There clearly was an impact of sorts, supporting an environment where new business models and fresh thinking were encouraged. That renewed the legal ambitions of the accountants, encouraged the pioneering UK launch of Slater and Gordon, and made Co-op as close as we have got to Tesco law. After a slow initial start there are now over 700 licensed ABSs in England and Wales, representing a significant chunk of the market. Also significant is the messy regulatory fallout and ongoing turf war that it triggered, which has continued with varying degrees of intensity ever since.
And yet it is impossible to escape the conclusion that the 2007 act has so far had surprisingly limited impact on the dynamics of the industry. Many of the current experiments seen in the profession are variations on themes evident in the 1990s and early 2000s. Tech-driven volume arms, automation and locum lawyering had been achieved without statute.
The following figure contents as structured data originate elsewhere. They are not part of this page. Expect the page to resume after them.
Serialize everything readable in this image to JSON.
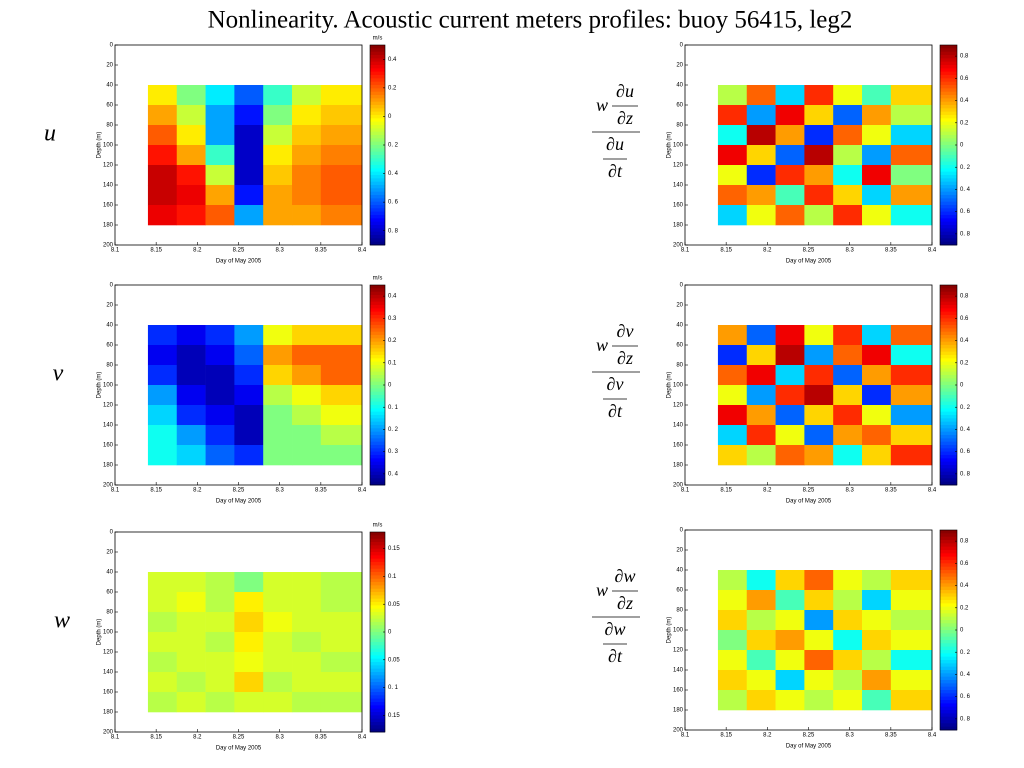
{
  "title": "Nonlinearity. Acoustic current meters profiles: buoy 56415, leg2",
  "chart_data": [
    {
      "type": "heatmap",
      "label": "u",
      "unit": "m/s",
      "xlabel": "Day of May 2005",
      "ylabel": "Depth (m)",
      "xlim": [
        8.1,
        8.4
      ],
      "xticks": [
        8.1,
        8.15,
        8.2,
        8.25,
        8.3,
        8.35,
        8.4
      ],
      "ylim": [
        0,
        200
      ],
      "y_inverted": true,
      "yticks": [
        0,
        20,
        40,
        60,
        80,
        100,
        120,
        140,
        160,
        180,
        200
      ],
      "clim": [
        -0.9,
        0.5
      ],
      "cticks": [
        0.4,
        0.2,
        0,
        {
          "value": -0.2,
          "label": "0. 2"
        },
        {
          "value": -0.4,
          "label": "0. 4"
        },
        {
          "value": -0.6,
          "label": "0. 6"
        },
        {
          "value": -0.8,
          "label": "0. 8"
        }
      ],
      "xbins": [
        8.14,
        8.175,
        8.21,
        8.245,
        8.28,
        8.315,
        8.35,
        8.4
      ],
      "ybins": [
        40,
        60,
        80,
        100,
        120,
        140,
        160,
        180
      ],
      "z": [
        [
          0,
          -0.2,
          -0.4,
          -0.6,
          -0.3,
          -0.1,
          0
        ],
        [
          0.1,
          -0.1,
          -0.5,
          -0.7,
          -0.2,
          0,
          0.05
        ],
        [
          0.2,
          0,
          -0.5,
          -0.8,
          -0.1,
          0.05,
          0.1
        ],
        [
          0.3,
          0.1,
          -0.3,
          -0.8,
          0,
          0.1,
          0.15
        ],
        [
          0.4,
          0.3,
          -0.1,
          -0.8,
          0.05,
          0.15,
          0.2
        ],
        [
          0.4,
          0.35,
          0.1,
          -0.7,
          0.1,
          0.15,
          0.2
        ],
        [
          0.35,
          0.3,
          0.2,
          -0.5,
          0.1,
          0.1,
          0.15
        ]
      ]
    },
    {
      "type": "heatmap",
      "formula": {
        "w": "w",
        "num_top": "∂u",
        "num_bottom": "∂z",
        "den_top": "∂u",
        "den_bottom": "∂t"
      },
      "xlabel": "Day of May 2005",
      "ylabel": "Depth (m)",
      "xlim": [
        8.1,
        8.4
      ],
      "xticks": [
        8.1,
        8.15,
        8.2,
        8.25,
        8.3,
        8.35,
        8.4
      ],
      "ylim": [
        0,
        200
      ],
      "y_inverted": true,
      "yticks": [
        0,
        20,
        40,
        60,
        80,
        100,
        120,
        140,
        160,
        180,
        200
      ],
      "clim": [
        -0.9,
        0.9
      ],
      "cticks": [
        0.8,
        0.6,
        0.4,
        0.2,
        0,
        {
          "value": -0.2,
          "label": "0. 2"
        },
        {
          "value": -0.4,
          "label": "0. 4"
        },
        {
          "value": -0.6,
          "label": "0. 6"
        },
        {
          "value": -0.8,
          "label": "0. 8"
        }
      ],
      "xbins": [
        8.14,
        8.175,
        8.21,
        8.245,
        8.28,
        8.315,
        8.35,
        8.4
      ],
      "ybins": [
        40,
        60,
        80,
        100,
        120,
        140,
        160,
        180
      ],
      "z": [
        [
          0.1,
          0.5,
          -0.3,
          0.6,
          0.2,
          -0.1,
          0.3
        ],
        [
          0.6,
          -0.4,
          0.7,
          0.3,
          -0.5,
          0.4,
          0.1
        ],
        [
          -0.2,
          0.8,
          0.4,
          -0.6,
          0.5,
          0.2,
          -0.3
        ],
        [
          0.7,
          0.3,
          -0.5,
          0.8,
          0.1,
          -0.4,
          0.5
        ],
        [
          0.2,
          -0.6,
          0.6,
          0.4,
          -0.2,
          0.7,
          0
        ],
        [
          0.5,
          0.4,
          -0.1,
          0.6,
          0.3,
          -0.3,
          0.4
        ],
        [
          -0.3,
          0.2,
          0.5,
          0.1,
          0.6,
          0.2,
          -0.2
        ]
      ]
    },
    {
      "type": "heatmap",
      "label": "v",
      "unit": "m/s",
      "xlabel": "Day of May 2005",
      "ylabel": "Depth (m)",
      "xlim": [
        8.1,
        8.4
      ],
      "xticks": [
        8.1,
        8.15,
        8.2,
        8.25,
        8.3,
        8.35,
        8.4
      ],
      "ylim": [
        0,
        200
      ],
      "y_inverted": true,
      "yticks": [
        0,
        20,
        40,
        60,
        80,
        100,
        120,
        140,
        160,
        180,
        200
      ],
      "clim": [
        -0.45,
        0.45
      ],
      "cticks": [
        0.4,
        0.3,
        0.2,
        0.1,
        0,
        {
          "value": -0.1,
          "label": "0. 1"
        },
        {
          "value": -0.2,
          "label": "0. 2"
        },
        {
          "value": -0.3,
          "label": "0. 3"
        },
        {
          "value": -0.4,
          "label": "0. 4"
        }
      ],
      "xbins": [
        8.14,
        8.175,
        8.21,
        8.245,
        8.28,
        8.315,
        8.35,
        8.4
      ],
      "ybins": [
        40,
        60,
        80,
        100,
        120,
        140,
        160,
        180
      ],
      "z": [
        [
          -0.3,
          -0.35,
          -0.3,
          -0.2,
          0.1,
          0.15,
          0.15
        ],
        [
          -0.35,
          -0.4,
          -0.35,
          -0.25,
          0.2,
          0.25,
          0.25
        ],
        [
          -0.3,
          -0.4,
          -0.4,
          -0.3,
          0.15,
          0.2,
          0.25
        ],
        [
          -0.2,
          -0.35,
          -0.4,
          -0.35,
          0.05,
          0.1,
          0.15
        ],
        [
          -0.15,
          -0.3,
          -0.35,
          -0.4,
          0,
          0.05,
          0.1
        ],
        [
          -0.1,
          -0.2,
          -0.3,
          -0.4,
          0,
          0,
          0.05
        ],
        [
          -0.1,
          -0.15,
          -0.25,
          -0.3,
          0,
          0,
          0
        ]
      ]
    },
    {
      "type": "heatmap",
      "formula": {
        "w": "w",
        "num_top": "∂v",
        "num_bottom": "∂z",
        "den_top": "∂v",
        "den_bottom": "∂t"
      },
      "xlabel": "Day of May 2005",
      "ylabel": "Depth (m)",
      "xlim": [
        8.1,
        8.4
      ],
      "xticks": [
        8.1,
        8.15,
        8.2,
        8.25,
        8.3,
        8.35,
        8.4
      ],
      "ylim": [
        0,
        200
      ],
      "y_inverted": true,
      "yticks": [
        0,
        20,
        40,
        60,
        80,
        100,
        120,
        140,
        160,
        180,
        200
      ],
      "clim": [
        -0.9,
        0.9
      ],
      "cticks": [
        0.8,
        0.6,
        0.4,
        0.2,
        0,
        {
          "value": -0.2,
          "label": "0. 2"
        },
        {
          "value": -0.4,
          "label": "0. 4"
        },
        {
          "value": -0.6,
          "label": "0. 6"
        },
        {
          "value": -0.8,
          "label": "0. 8"
        }
      ],
      "xbins": [
        8.14,
        8.175,
        8.21,
        8.245,
        8.28,
        8.315,
        8.35,
        8.4
      ],
      "ybins": [
        40,
        60,
        80,
        100,
        120,
        140,
        160,
        180
      ],
      "z": [
        [
          0.4,
          -0.5,
          0.7,
          0.2,
          0.6,
          -0.3,
          0.5
        ],
        [
          -0.6,
          0.3,
          0.8,
          -0.4,
          0.5,
          0.7,
          -0.2
        ],
        [
          0.5,
          0.7,
          -0.3,
          0.6,
          -0.5,
          0.4,
          0.6
        ],
        [
          0.2,
          -0.4,
          0.6,
          0.8,
          0.3,
          -0.6,
          0.4
        ],
        [
          0.7,
          0.4,
          -0.5,
          0.3,
          0.6,
          0.2,
          -0.4
        ],
        [
          -0.3,
          0.6,
          0.2,
          -0.5,
          0.4,
          0.5,
          0.3
        ],
        [
          0.3,
          0.1,
          0.5,
          0.4,
          -0.2,
          0.3,
          0.6
        ]
      ]
    },
    {
      "type": "heatmap",
      "label": "w",
      "unit": "m/s",
      "xlabel": "Day of May 2005",
      "ylabel": "Depth (m)",
      "xlim": [
        8.1,
        8.4
      ],
      "xticks": [
        8.1,
        8.15,
        8.2,
        8.25,
        8.3,
        8.35,
        8.4
      ],
      "ylim": [
        0,
        200
      ],
      "y_inverted": true,
      "yticks": [
        0,
        20,
        40,
        60,
        80,
        100,
        120,
        140,
        160,
        180,
        200
      ],
      "clim": [
        -0.18,
        0.18
      ],
      "cticks": [
        0.15,
        0.1,
        0.05,
        0,
        {
          "value": -0.05,
          "label": "0.05"
        },
        {
          "value": -0.1,
          "label": "0. 1"
        },
        {
          "value": -0.15,
          "label": "0.15"
        }
      ],
      "xbins": [
        8.14,
        8.175,
        8.21,
        8.245,
        8.28,
        8.315,
        8.35,
        8.4
      ],
      "ybins": [
        40,
        60,
        80,
        100,
        120,
        140,
        160,
        180
      ],
      "z": [
        [
          0.03,
          0.03,
          0.02,
          0,
          0.03,
          0.03,
          0.02
        ],
        [
          0.03,
          0.04,
          0.02,
          0.05,
          0.03,
          0.03,
          0.02
        ],
        [
          0.02,
          0.03,
          0.03,
          0.06,
          0.04,
          0.03,
          0.03
        ],
        [
          0.03,
          0.03,
          0.02,
          0.05,
          0.03,
          0.02,
          0.03
        ],
        [
          0.02,
          0.03,
          0.03,
          0.04,
          0.03,
          0.03,
          0.02
        ],
        [
          0.03,
          0.02,
          0.03,
          0.06,
          0.02,
          0.03,
          0.03
        ],
        [
          0.02,
          0.03,
          0.02,
          0.03,
          0.03,
          0.02,
          0.02
        ]
      ]
    },
    {
      "type": "heatmap",
      "formula": {
        "w": "w",
        "num_top": "∂w",
        "num_bottom": "∂z",
        "den_top": "∂w",
        "den_bottom": "∂t"
      },
      "xlabel": "Day of May 2005",
      "ylabel": "Depth (m)",
      "xlim": [
        8.1,
        8.4
      ],
      "xticks": [
        8.1,
        8.15,
        8.2,
        8.25,
        8.3,
        8.35,
        8.4
      ],
      "ylim": [
        0,
        200
      ],
      "y_inverted": true,
      "yticks": [
        0,
        20,
        40,
        60,
        80,
        100,
        120,
        140,
        160,
        180,
        200
      ],
      "clim": [
        -0.9,
        0.9
      ],
      "cticks": [
        0.8,
        0.6,
        0.4,
        0.2,
        0,
        {
          "value": -0.2,
          "label": "0. 2"
        },
        {
          "value": -0.4,
          "label": "0. 4"
        },
        {
          "value": -0.6,
          "label": "0. 6"
        },
        {
          "value": -0.8,
          "label": "0. 8"
        }
      ],
      "xbins": [
        8.14,
        8.175,
        8.21,
        8.245,
        8.28,
        8.315,
        8.35,
        8.4
      ],
      "ybins": [
        40,
        60,
        80,
        100,
        120,
        140,
        160,
        180
      ],
      "z": [
        [
          0.1,
          -0.2,
          0.3,
          0.5,
          0.2,
          0.1,
          0.3
        ],
        [
          0.2,
          0.4,
          -0.1,
          0.3,
          0.1,
          -0.3,
          0.2
        ],
        [
          0.3,
          0.1,
          0.2,
          -0.4,
          0.3,
          0.2,
          0.1
        ],
        [
          0,
          0.3,
          0.4,
          0.2,
          -0.2,
          0.3,
          0.2
        ],
        [
          0.2,
          -0.1,
          0.2,
          0.5,
          0.3,
          0.1,
          -0.2
        ],
        [
          0.3,
          0.2,
          -0.3,
          0.2,
          0.1,
          0.4,
          0.2
        ],
        [
          0.1,
          0.3,
          0.2,
          0.1,
          0.2,
          -0.1,
          0.3
        ]
      ]
    }
  ]
}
As yet we have only three UK law firms with a domestic stock market listing – Gateley in 2015 and Gordon Dadds and Keystone Law 2017 respectively – while several of New Law’s most touted pioneers, among them Slater and Gordon, Co-op and Parabis, suffered high-profile reversals. Even the much-touted accountants have yet to get anywhere near justifying the claims made for them. Irwin Mitchell is yet to float or tap private equity and Gateley, ranking 48th in the Legal Business 100 is still the largest UK practice to seek outside capital.
These days it is mandatory for law firms to market relentlessly on innovation, even as such material is stretched ever-more thinly. New Law providers have had less impact than expected because they have been better at delivering new models than cutting the price of services.
But the biggest criticism of the Legal Services Act saga is that it has done adjacent to nothing for the ill-served retail consumers whom it was supposed to aid. As the Competition and Markets Authority concluded last December after a year-long review, occasional users of legal services struggle to find a decent product at a reasonable price.
The irresistible pressure for change in the legal industry forever strikes the immovable object of professional conservatism and market realities of non-discretionary, distressed purchasing, which is what law is.
Perhaps a targeted attempt to create price transparency in retail services would have an impact but we would also need major consumer brands to enter the legal market to genuinely move the dial. Ten years on the Legal Services Act is long on laudable aims, still short on results.